Business confidence up but firms still need cautious approach

Small business confidence is at a one‐year high according to the Federation of Small Businesses, but the situation is still prone to change.

The organisation’s small business index (SBI) was at +12.9 for the second quarter, up from +6 for the first three months of this year and at a high last seen 12 months ago.

Some 35% of businesses report that they expect a boost in performance in the third quarter, while only 24% expect their situation to worsen.

This is a significant improvement from at the end of the first quarter, but uncertainty over Brexit and the state of the economy remains a threat.

That is coupled with rising rates of corporate insolvency among UK businesses, with figures from R3 showcasing a 13% rise in the first three months of 2018.

In positive news for businesses, 62% report that profit levels are at a 12‐month high, while international sales have also increased in more than 80% of cases.

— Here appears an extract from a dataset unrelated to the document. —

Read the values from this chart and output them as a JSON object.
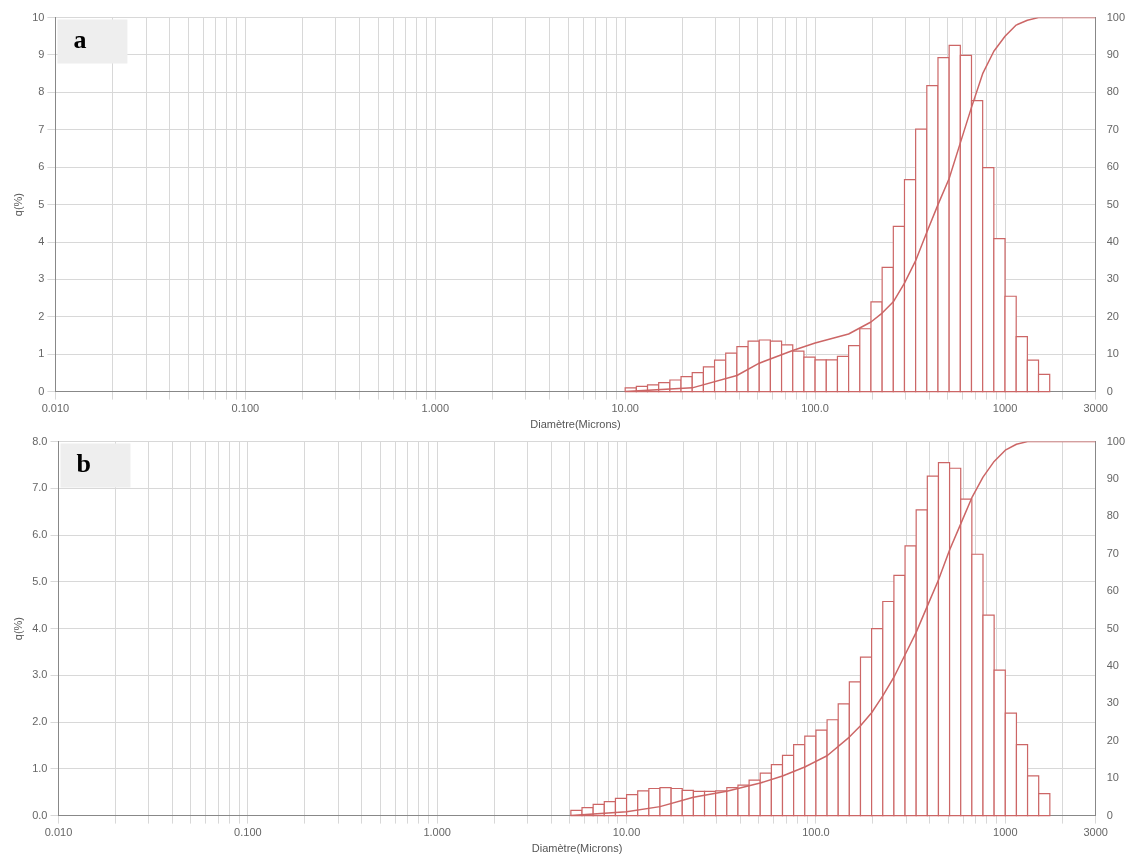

Growth intentions are also up, as nearly nine in ten firms either plan to expand their operations or consolidate their existing position.

The Federation of Small Businesses’ Development Manager for South and East Yorkshire, Claire Reading, said there are many positive signs, despite weak domestic growth.

However, she also warned that a lack of progress with Brexit negotiations could hit confidence hard, especially as small firms are determined to get a deal that works for them.

Businesses also view General Data Protection Regulation as a barrier to growth, as 29% of firms now view it that way, up from 19% one year ago.

However that is some way behind the domestic economy, as 57% of companies list it as a predominant issue, while a lack of skilled staff and rising labour costs were other commonly listed barriers.

The late payment situation in the UK, where firms are owed upwards of £14 billion in unpaid invoices, could also push more businesses towards insolvency.

Any business with concerns over its financial situation should act quickly by seeking appropriate advice into what refinancing and restructuring routes might be available.